Generally, consumers read labels in order to avoid ‘negative’ nutrients in packaged food. This situation was shown among the European consumers who looked in detail for fat, calories, protein, cholesterol and carbohydrate information before purchasing packaged foods [2,28,29]. While in Malaysia, macronutrients of total energy, fat and carbohydrate information was the least common label being read by the respondents, followed by vitamins and minerals. Hence, the information was not used by the respondents in aiding them to correctly select the right food.
As this is a self-reported study, which did not involve a real situation of reading nutrition labels during purchase, it may not represent the real situation of reading labels among the Malaysian population. The level of nutrition knowledge and competence in understanding information were not assessed. Thus, the results might show high scores in understanding compared to the actual capacity of the respondents. Hence, it may not represent the real figures of understanding labels among the population.

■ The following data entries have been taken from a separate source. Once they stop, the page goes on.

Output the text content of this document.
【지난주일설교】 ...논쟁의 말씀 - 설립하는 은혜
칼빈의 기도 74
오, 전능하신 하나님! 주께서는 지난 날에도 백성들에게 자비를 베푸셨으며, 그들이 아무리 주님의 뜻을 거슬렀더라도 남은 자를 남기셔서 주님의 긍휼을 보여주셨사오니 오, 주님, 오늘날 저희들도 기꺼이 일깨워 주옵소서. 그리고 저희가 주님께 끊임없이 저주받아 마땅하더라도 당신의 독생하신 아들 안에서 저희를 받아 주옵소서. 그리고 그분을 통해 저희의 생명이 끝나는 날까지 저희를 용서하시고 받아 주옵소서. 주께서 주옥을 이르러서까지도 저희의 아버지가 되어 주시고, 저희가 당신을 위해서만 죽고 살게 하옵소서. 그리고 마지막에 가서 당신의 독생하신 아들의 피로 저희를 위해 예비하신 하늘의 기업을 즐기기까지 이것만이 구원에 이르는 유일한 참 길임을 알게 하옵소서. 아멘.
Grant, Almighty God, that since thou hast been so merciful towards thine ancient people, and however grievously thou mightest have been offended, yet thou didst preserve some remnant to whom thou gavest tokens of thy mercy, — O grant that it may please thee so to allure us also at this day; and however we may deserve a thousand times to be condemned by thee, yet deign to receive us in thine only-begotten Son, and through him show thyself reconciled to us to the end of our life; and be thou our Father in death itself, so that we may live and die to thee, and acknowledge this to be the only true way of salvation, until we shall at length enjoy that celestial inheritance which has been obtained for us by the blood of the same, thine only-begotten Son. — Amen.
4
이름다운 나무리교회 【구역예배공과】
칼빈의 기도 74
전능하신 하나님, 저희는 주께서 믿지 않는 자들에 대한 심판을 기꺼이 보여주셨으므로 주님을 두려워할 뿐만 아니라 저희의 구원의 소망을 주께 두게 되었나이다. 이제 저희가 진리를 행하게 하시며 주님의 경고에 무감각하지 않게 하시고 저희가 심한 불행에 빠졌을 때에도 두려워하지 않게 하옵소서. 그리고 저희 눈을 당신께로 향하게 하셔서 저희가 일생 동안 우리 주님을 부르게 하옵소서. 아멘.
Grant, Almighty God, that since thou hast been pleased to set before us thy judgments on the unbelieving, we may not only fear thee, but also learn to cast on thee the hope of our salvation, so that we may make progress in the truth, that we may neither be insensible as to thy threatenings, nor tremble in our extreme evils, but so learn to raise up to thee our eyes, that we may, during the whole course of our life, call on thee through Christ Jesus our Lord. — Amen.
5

We found that most of the Malaysian adults reported to read the food label and they claimed to understand the label information. Respondents who were male, lower academic achievement (primary and secondary school leavers) and single were significantly less likely to read food label information. Primary school leavers and jobless respondents significantly reported did not understand the food label information that they read. Those who read food labels mostly targeted expiry date and precautionary statement information, and showed not much interest to read nutrient information on the label. There was no significant association of other sociodemographic characteristics with reading and understanding of the food label. By identifying the target groups as above, it will assist the stakeholders and policy makers in designing interventions to those groups. Future studies should focus to observational study approach in order to determine the actual readers, level and problems in understanding the food label.
The authors would like to extend their grateful thanks to the Director General of Health, Ministry of Health, Malaysia for permission to publish this paper. The authors would also like to thank the MANS 2014 research team members who were involved in the planning and commencing of this study, the State Health Directors and Liaison Officers who organized resources during the data collection phase, data collectors of field supervisors, nutritionists, temporary staff and respondents who had participated and contributed their time and information to the survey.
The authors declare no conflict of interest.